Every time I started stalking someone on Instagram and picking out little things that annoy me about that person, simply because the human part of me is jealous that they have chickens and they can afford to put their kids are in soccer lessons, I prayed against it. I was working against those emotions less, because they weren't coming up as much. I don't want that in my life. I want to be happy, content with what I have. Grateful for what I have. Because I have a lot more than I did three years ago. I have a lot more than what many people have. My dream has never been the "American dream," so why should it be now? I need to focus on my own idea of a successful, happy life. Not someone else's.

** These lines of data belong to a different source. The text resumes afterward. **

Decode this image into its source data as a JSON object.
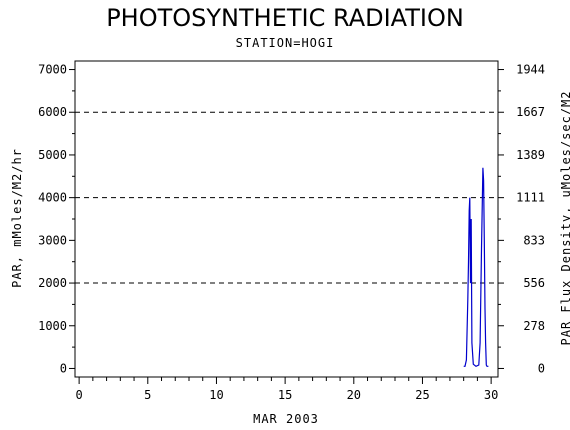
{
  "chart_data": {
    "type": "line",
    "title": "PHOTOSYNTHETIC RADIATION",
    "subtitle": "STATION=HOGI",
    "xlabel": "MAR 2003",
    "ylabel": "PAR, mMoles/M2/hr",
    "ylabel_right": "PAR Flux Density, uMoles/sec/M2",
    "xlim": [
      -0.3,
      30.5
    ],
    "ylim": [
      -200,
      7200
    ],
    "x_ticks": [
      0,
      5,
      10,
      15,
      20,
      25,
      30
    ],
    "y_ticks": [
      0,
      1000,
      2000,
      3000,
      4000,
      5000,
      6000,
      7000
    ],
    "y_ticks_right": [
      {
        "value": 0,
        "label": "0"
      },
      {
        "value": 1000,
        "label": "278"
      },
      {
        "value": 2000,
        "label": "556"
      },
      {
        "value": 3000,
        "label": "833"
      },
      {
        "value": 4000,
        "label": "1111"
      },
      {
        "value": 5000,
        "label": "1389"
      },
      {
        "value": 6000,
        "label": "1667"
      },
      {
        "value": 7000,
        "label": "1944"
      }
    ],
    "gridlines_y": [
      2000,
      4000,
      6000
    ],
    "grid_style": "dashed horizontal",
    "series_color": "#0000cc",
    "series": [
      {
        "x": [
          28.0,
          28.1,
          28.2,
          28.3,
          28.35,
          28.4,
          28.45,
          28.5,
          28.55,
          28.6,
          28.7,
          28.9,
          29.1,
          29.2,
          29.3,
          29.4,
          29.45,
          29.5,
          29.55,
          29.6,
          29.65,
          29.7,
          29.8
        ],
        "y": [
          50,
          50,
          200,
          1600,
          2500,
          3700,
          4000,
          2000,
          3500,
          600,
          100,
          50,
          80,
          600,
          2800,
          4700,
          4400,
          3000,
          1400,
          600,
          80,
          50,
          50
        ]
      }
    ]
  }
}
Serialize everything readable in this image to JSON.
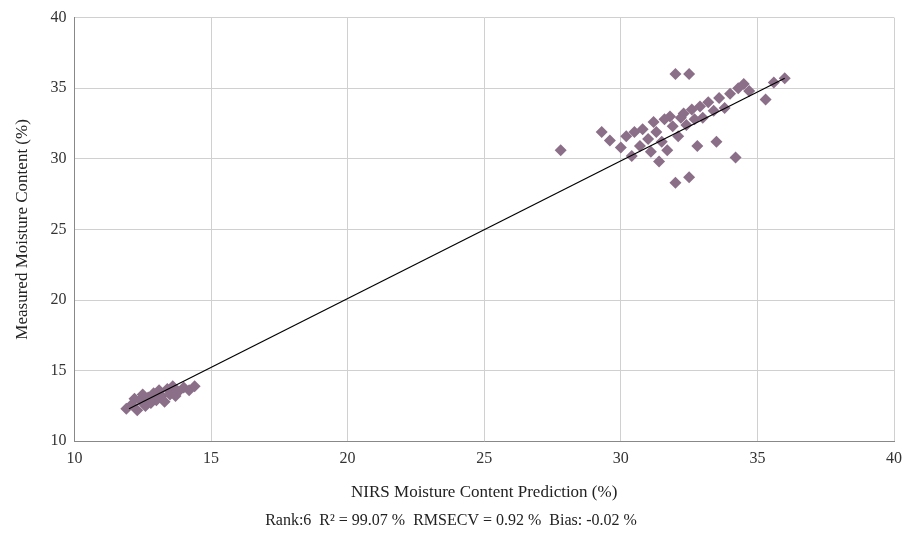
{
  "chart_data": {
    "type": "scatter",
    "x_label": "NIRS Moisture Content Prediction (%)",
    "y_label": "Measured Moisture Content (%)",
    "subtitle": "Rank:6  R² = 99.07 %  RMSECV = 0.92 %  Bias: -0.02 %",
    "xlim": [
      10,
      40
    ],
    "xticks": [
      10,
      15,
      20,
      25,
      30,
      35,
      40
    ],
    "ylim": [
      10,
      40
    ],
    "yticks": [
      10,
      15,
      20,
      25,
      30,
      35,
      40
    ],
    "grid": true,
    "series": [
      {
        "type": "scatter",
        "color": "#8b6f88",
        "marker": "diamond",
        "x": [
          11.9,
          12.1,
          12.3,
          12.4,
          12.6,
          12.7,
          12.8,
          12.9,
          13.0,
          13.1,
          13.2,
          13.3,
          13.4,
          13.5,
          13.6,
          13.8,
          14.0,
          14.2,
          14.4,
          12.2,
          12.5,
          13.7,
          27.8,
          29.3,
          29.6,
          30.0,
          30.2,
          30.4,
          30.5,
          30.7,
          30.8,
          31.0,
          31.1,
          31.2,
          31.3,
          31.5,
          31.6,
          31.7,
          31.8,
          31.9,
          32.0,
          32.0,
          32.1,
          32.2,
          32.3,
          32.4,
          32.5,
          32.5,
          32.6,
          32.7,
          32.9,
          33.0,
          33.2,
          33.4,
          33.5,
          33.6,
          33.8,
          34.0,
          34.2,
          34.3,
          34.5,
          34.7,
          35.3,
          35.6,
          36.0,
          32.8,
          31.4
        ],
        "values": [
          12.3,
          12.6,
          12.2,
          12.9,
          12.5,
          13.1,
          12.7,
          13.4,
          12.9,
          13.6,
          13.2,
          12.8,
          13.7,
          13.3,
          13.9,
          13.5,
          13.8,
          13.6,
          13.9,
          13.0,
          13.3,
          13.2,
          30.6,
          31.9,
          31.3,
          30.8,
          31.6,
          30.2,
          31.9,
          30.9,
          32.1,
          31.4,
          30.5,
          32.6,
          31.9,
          31.2,
          32.8,
          30.6,
          33.0,
          32.3,
          28.3,
          36.0,
          31.6,
          32.9,
          33.2,
          32.4,
          36.0,
          28.7,
          33.5,
          32.8,
          33.7,
          32.9,
          34.0,
          33.4,
          31.2,
          34.3,
          33.6,
          34.6,
          30.1,
          35.0,
          35.3,
          34.8,
          34.2,
          35.4,
          35.7,
          30.9,
          29.8
        ]
      },
      {
        "type": "line",
        "color": "#000000",
        "line_style": "solid",
        "x": [
          12.0,
          36.0
        ],
        "values": [
          12.3,
          35.7
        ]
      }
    ]
  }
}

My display of gratitude is to enjoy the small moments and appreciating the positive. I know that sounds cliche, but for me it works. Looking out my window and seeing the sun reflect off the wispy hair of the children playing at the park. Feeling a breeze through my open window. Smelling the fresh pot of coffee all the way in my bedroom. Enjoying the way my bedroom looks when the bed is made, all the clothes are put away, and the floor is vacuumed. Ah, yes. That's the stuff. I am thankful for these little moments, little scenes in my life that are just... pleasant. Good. Quiet. Gentle. Simple.

Gratefulness, for me, is positive, content, and appreciative.

I don't plan on starting a gratitude journal. I don't plan on doing much lately. I do plan to keep drinking cream in my coffee. And I do plan on saying a simple thank you when I realize I'm living one of the little moments that makes life nice.